How to bend light? As we all know that light travels in rectilinear motion. But can we bend light in parabolic path? If not practically then is it possible in paper? Has anyone succeeded in doing that practically ?
 A: Light does not, in general circumstances, travel in straight lines (although it does do so in the ones we usually encounter).
For one, light is really a wave and can only approximately be thought of as consisting of independently-propagating rays. This happens when the wavelength of the light is much smaller than the distances it is propagating over, which is usually the case for light (whose wavelength in the visible range is $0.4$ to $0.7\,\mu\textrm{m}$) but is not necessarily the case e.g. for radio waves and when nanoparticles are involved.
In this short-wavelength limit, wave propagation gives way to ray propagation (which is a special, approximate case of the former), and specifically to Fermat's principle for the mathematical description of light. This principle states that light rays starting at $A$ and ending up at $B$ will follow the path that minimizes the travel time 
$$S=\int_A^B n(s)\textrm{d}s,$$
where $n(s)$ is the (possibly spatially dependant) refraction index along the path.
For a homogeneous medium, this does indeed give straight lines for propagation. For a planar interface between two different media it gives Snell's law for refraction and it also describes reflection. (However, because it does not account for the actual nature of light as an oscillating electric field, this description cannot predict transmission or reflection coefficients.
However, if the medium is not homogeneous, then light will not travel on a straight line, and for complicated inhomogeneities the path can be correspondingly difficult to calculate. For an example, see the formation of mirages or more generally atmospheric refraction. Conversely, if one has a path one wishes a given light ray to take, then it is possible to engineer a refractive index spatial dependence that will make light bend that way. (Of course, whether such a dependence is physically reasonable is another matter; if the path bends too sharply then it may not be possible to find materials with the correspondingly large index and index gradients necessary.)

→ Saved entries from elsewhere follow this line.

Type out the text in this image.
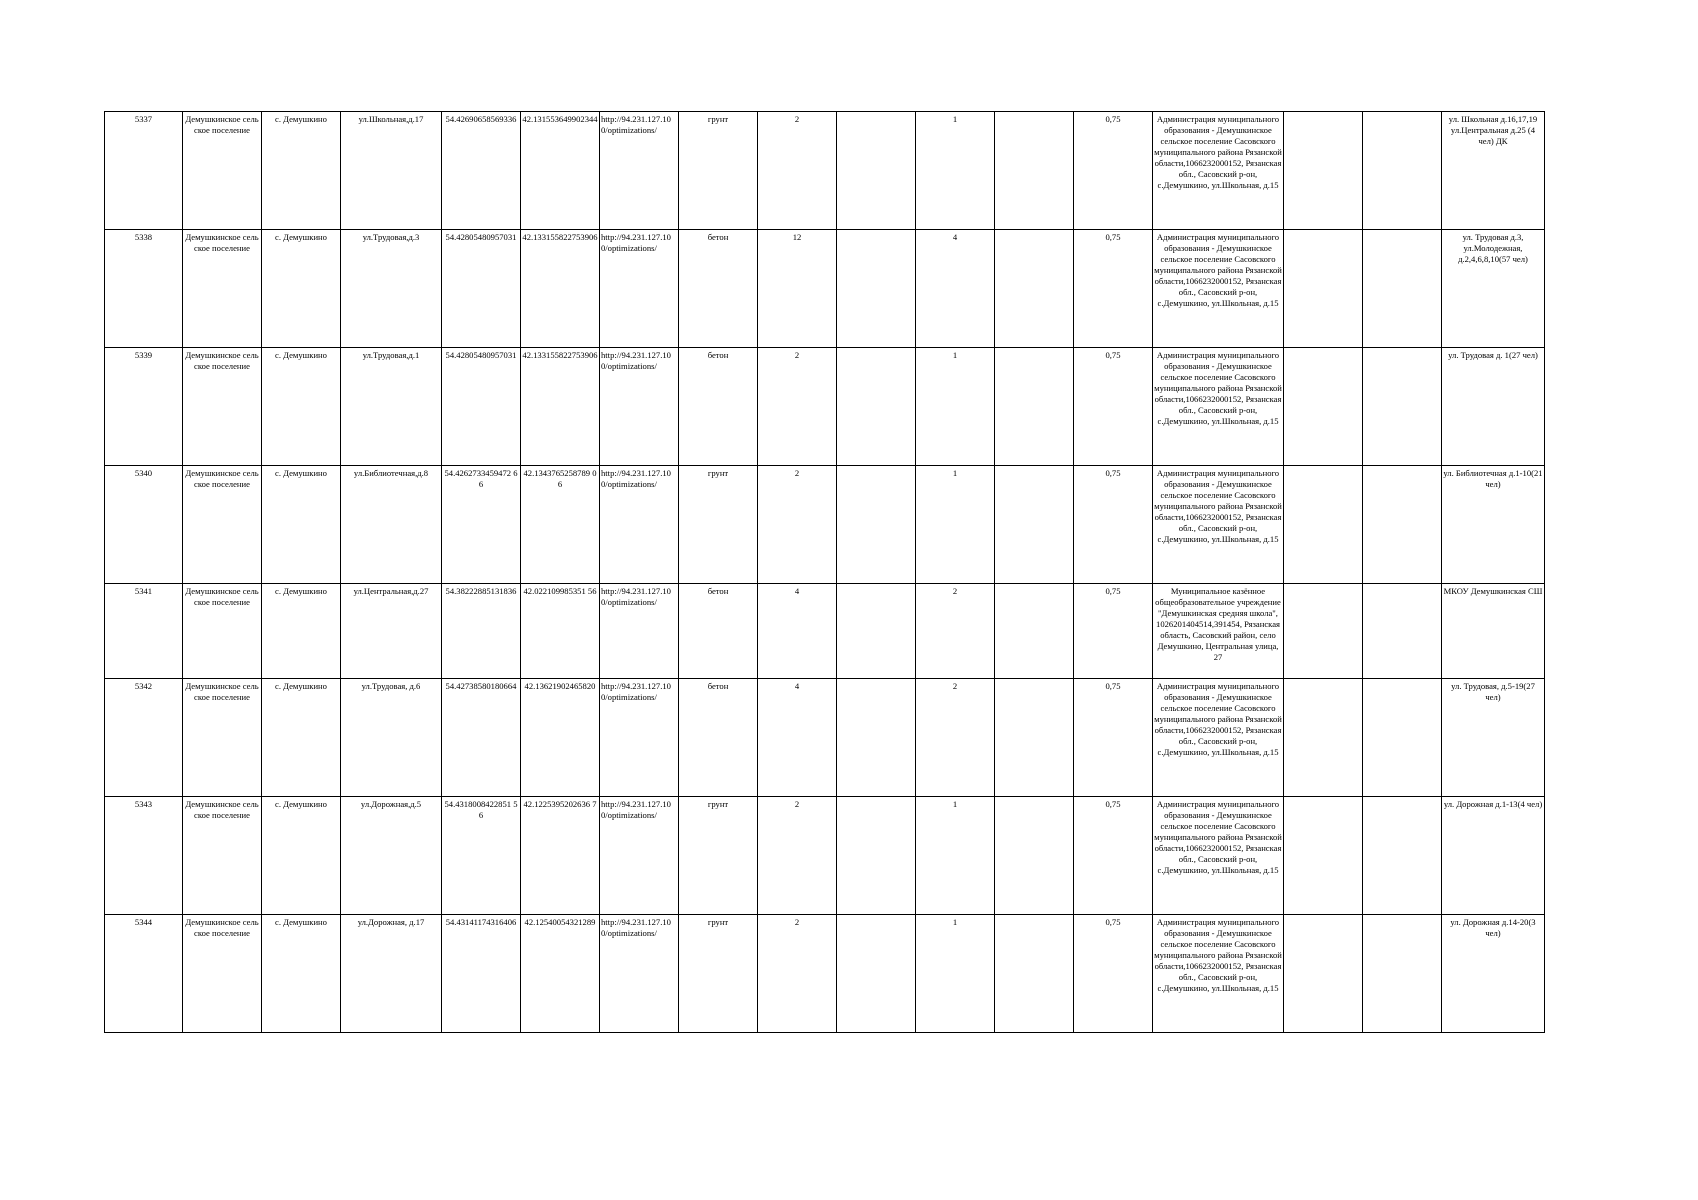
5337	Демушкинское сельское поселение	с. Демушкино	ул.Школьная,д.17	54.42690658569336	42.131553649902344	http://94.231.127.100/optimizations/	грунт	2		1		0,75	Администрация муниципального образования - Демушкинское сельское поселение Сасовского муниципального района Рязанской области,1066232000152, Рязанская обл., Сасовский р-он, с.Демушкино, ул.Школьная, д.15			ул. Школьная д.16,17,19 ул.Центральная д.25 (4 чел) ДК
5338	Демушкинское сельское поселение	с. Демушкино	ул.Трудовая,д.3	54.42805480957031	42.133155822753906	http://94.231.127.100/optimizations/	бетон	12		4		0,75	Администрация муниципального образования - Демушкинское сельское поселение Сасовского муниципального района Рязанской области,1066232000152, Рязанская обл., Сасовский р-он, с.Демушкино, ул.Школьная, д.15			ул. Трудовая д.3, ул.Молодежная, д.2,4,6,8,10(57 чел)
5339	Демушкинское сельское поселение	с. Демушкино	ул.Трудовая,д.1	54.42805480957031	42.133155822753906	http://94.231.127.100/optimizations/	бетон	2		1		0,75	Администрация муниципального образования - Демушкинское сельское поселение Сасовского муниципального района Рязанской области,1066232000152, Рязанская обл., Сасовский р-он, с.Демушкино, ул.Школьная, д.15			ул. Трудовая д. 1(27 чел)
5340	Демушкинское сельское поселение	с. Демушкино	ул.Библиотечная,д.8	54.4262733459472 66	42.1343765258789 06	http://94.231.127.100/optimizations/	грунт	2		1		0,75	Администрация муниципального образования - Демушкинское сельское поселение Сасовского муниципального района Рязанской области,1066232000152, Рязанская обл., Сасовский р-он, с.Демушкино, ул.Школьная, д.15			ул. Библиотечная д.1-10(21 чел)
5341	Демушкинское сельское поселение	с. Демушкино	ул.Центральная,д.27	54.38222885131836	42.022109985351 56	http://94.231.127.100/optimizations/	бетон	4		2		0,75	Муниципальное казённое общеобразовательное учреждение "Демушкинская средняя школа", 1026201404514,391454, Рязанская область, Сасовский район, село Демушкино, Центральная улица, 27			МКОУ Демушкинская СШ
5342	Демушкинское сельское поселение	с. Демушкино	ул.Трудовая, д.6	54.42738580180664	42.13621902465820	http://94.231.127.100/optimizations/	бетон	4		2		0,75	Администрация муниципального образования - Демушкинское сельское поселение Сасовского муниципального района Рязанской области,1066232000152, Рязанская обл., Сасовский р-он, с.Демушкино, ул.Школьная, д.15			ул. Трудовая, д.5-19(27 чел)
5343	Демушкинское сельское поселение	с. Демушкино	ул.Дорожная,д.5	54.4318008422851 56	42.1225395202636 7	http://94.231.127.100/optimizations/	грунт	2		1		0,75	Администрация муниципального образования - Демушкинское сельское поселение Сасовского муниципального района Рязанской области,1066232000152, Рязанская обл., Сасовский р-он, с.Демушкино, ул.Школьная, д.15			ул. Дорожная д.1-13(4 чел)
5344	Демушкинское сельское поселение	с. Демушкино	ул.Дорожная, д.17	54.43141174316406	42.12540054321289	http://94.231.127.100/optimizations/	грунт	2		1		0,75	Администрация муниципального образования - Демушкинское сельское поселение Сасовского муниципального района Рязанской области,1066232000152, Рязанская обл., Сасовский р-он, с.Демушкино, ул.Школьная, д.15			ул. Дорожная д.14-20(3 чел)
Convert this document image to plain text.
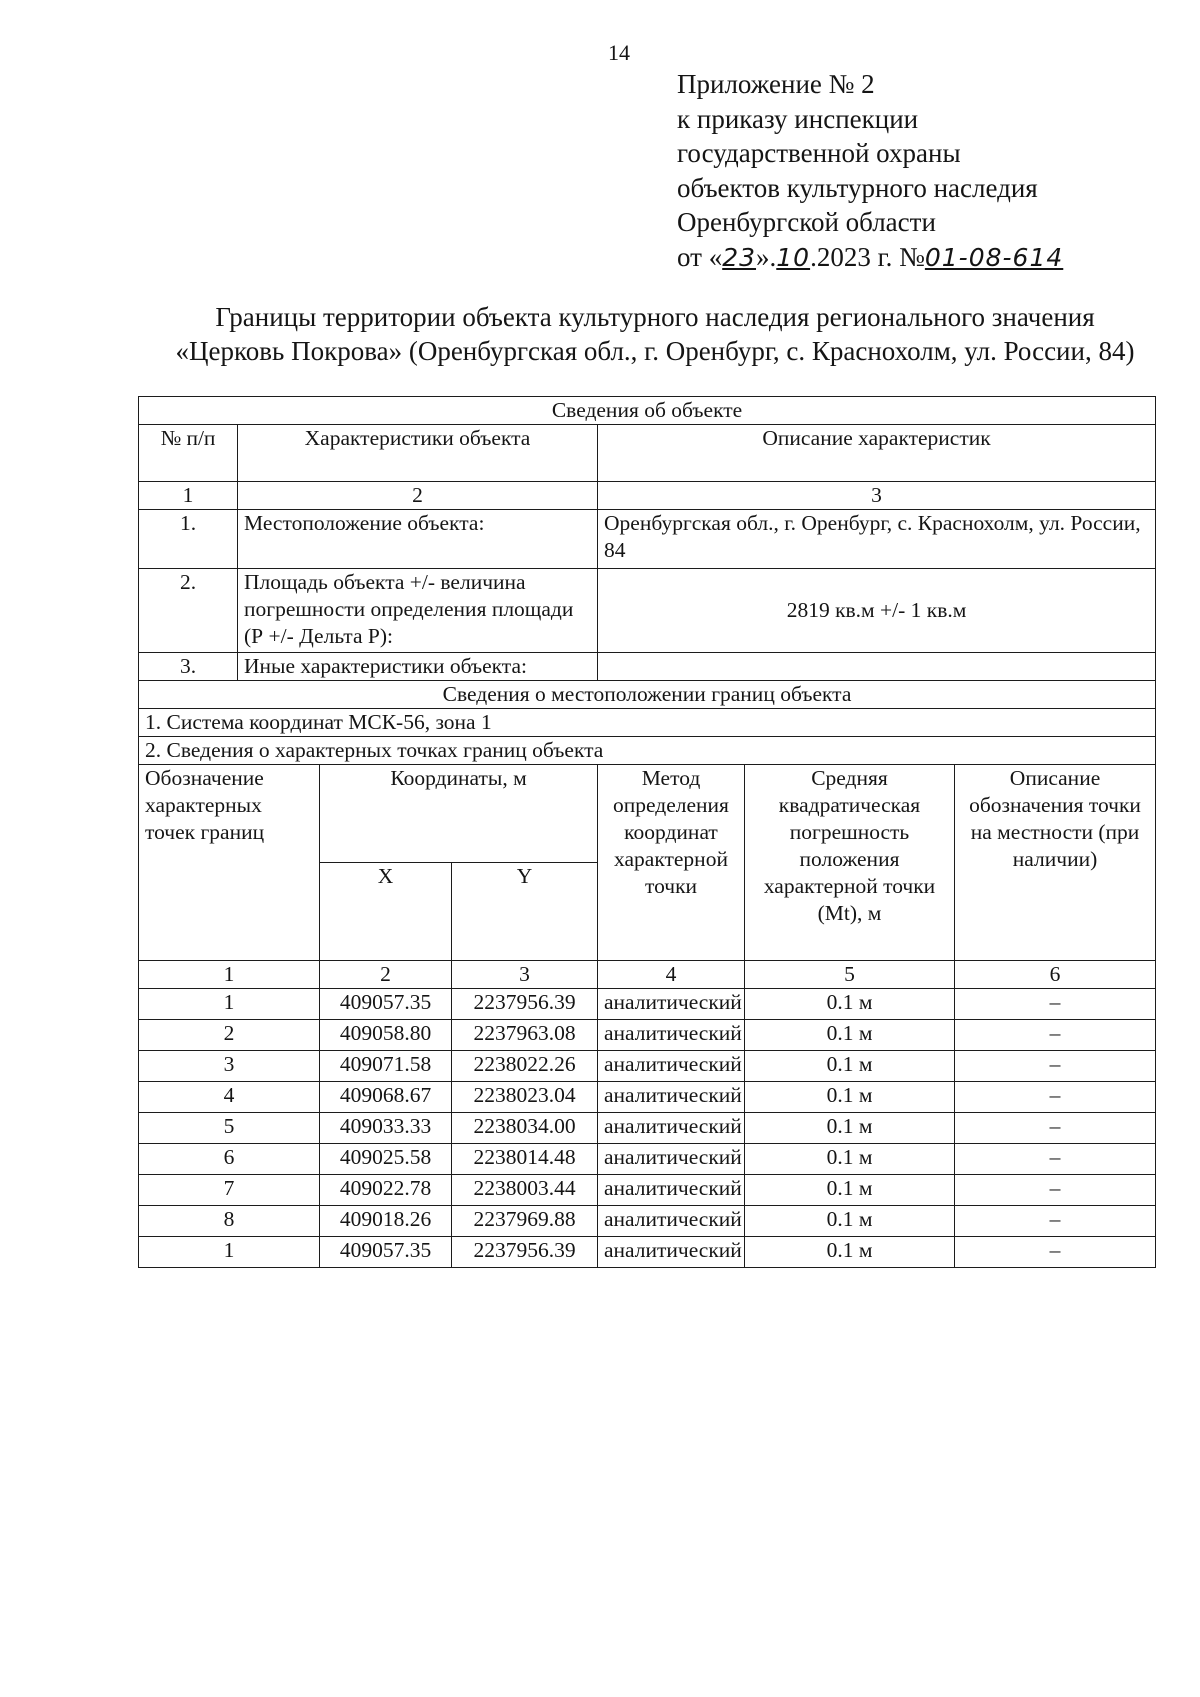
14
Приложение № 2
к приказу инспекции
государственной охраны
объектов культурного наследия
Оренбургской области
от «23».10.2023 г. №01-08-614
Границы территории объекта культурного наследия регионального значения
«Церковь Покрова» (Оренбургская обл., г. Оренбург, с. Краснохолм, ул. России, 84)
Сведения об объекте						
№ п/п	Характеристики объекта			Описание характеристик		
1	2			3		
1.	Местоположение объекта:			Оренбургская обл., г. Оренбург, с. Краснохолм, ул. России, 84		
2.	Площадь объекта +/- величина погрешности определения площади (Р +/- Дельта Р):			2819 кв.м +/- 1 кв.м		
3.	Иные характеристики объекта:					
Сведения о местоположении границ объекта						
1. Система координат МСК-56, зона 1						
2. Сведения о характерных точках границ объекта						
Обозначение характерных точек границ		Координаты, м		Метод определения координат характерной точки	Средняя квадратическая погрешность положения характерной точки (Mt), м	Описание обозначения точки на местности (при наличии)
		X	Y			
1		2	3	4	5	6
1		409057.35	2237956.39	аналитический	0.1 м	–
2		409058.80	2237963.08	аналитический	0.1 м	–
3		409071.58	2238022.26	аналитический	0.1 м	–
4		409068.67	2238023.04	аналитический	0.1 м	–
5		409033.33	2238034.00	аналитический	0.1 м	–
6		409025.58	2238014.48	аналитический	0.1 м	–
7		409022.78	2238003.44	аналитический	0.1 м	–
8		409018.26	2237969.88	аналитический	0.1 м	–
1		409057.35	2237956.39	аналитический	0.1 м	–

A: To generalize all the nice answers here, we can bend light in almost any shape using optical fibres or photonic crystals. Although it may look artificial, it is basically equivalent to all other methods because is governed by the same laws of physics.
A: Theoretical solutions to Maxwell’s equations where beams of light can travel along curved trajectories even in vacuum have been shown.  I’m certainly no expert in this field so I won’t try to explain any theory, I just remember reading about the study.  You can read about it here: http://physics.aps.org/articles/v5/44. Or try googling "Airy Beam"
A: We bend light all the time - using lenses.
Light bends when going from one material to another, due to conservation of momentum.
Snell's law describes how light bends.
Light is also bent when traveling past massive objects - look into "gravitational lensing" if you are interested. 
Light can be effectively bent into a parabolic path using materials that have changing index of refraction.  This is done in fiber optics using "graded-index fiber."
A: I agree to 16BitTons. Its stated that light travels in straight line,but owing to the huge number of optical instruments we use today,namely lenses,mirrors,prisms,etc. we are able to change the direction of the light's motion,deviate it from its actual path and hence'bend'it.Here I would also suggest that like in geometry we know that circle is a combination of a number of small straight lines joined together to form the final shape.Try on taking triangle,square,pentagon.....,icosagon,... and as you go up higher and higher the shape tends to become a circle more. If a similar experimental setup can be arranged to prepare a part of the curve using a combination of a number of mirrors, and then the light is made incident upon from one end, then we may be able to view the "bending" of the light from the other end.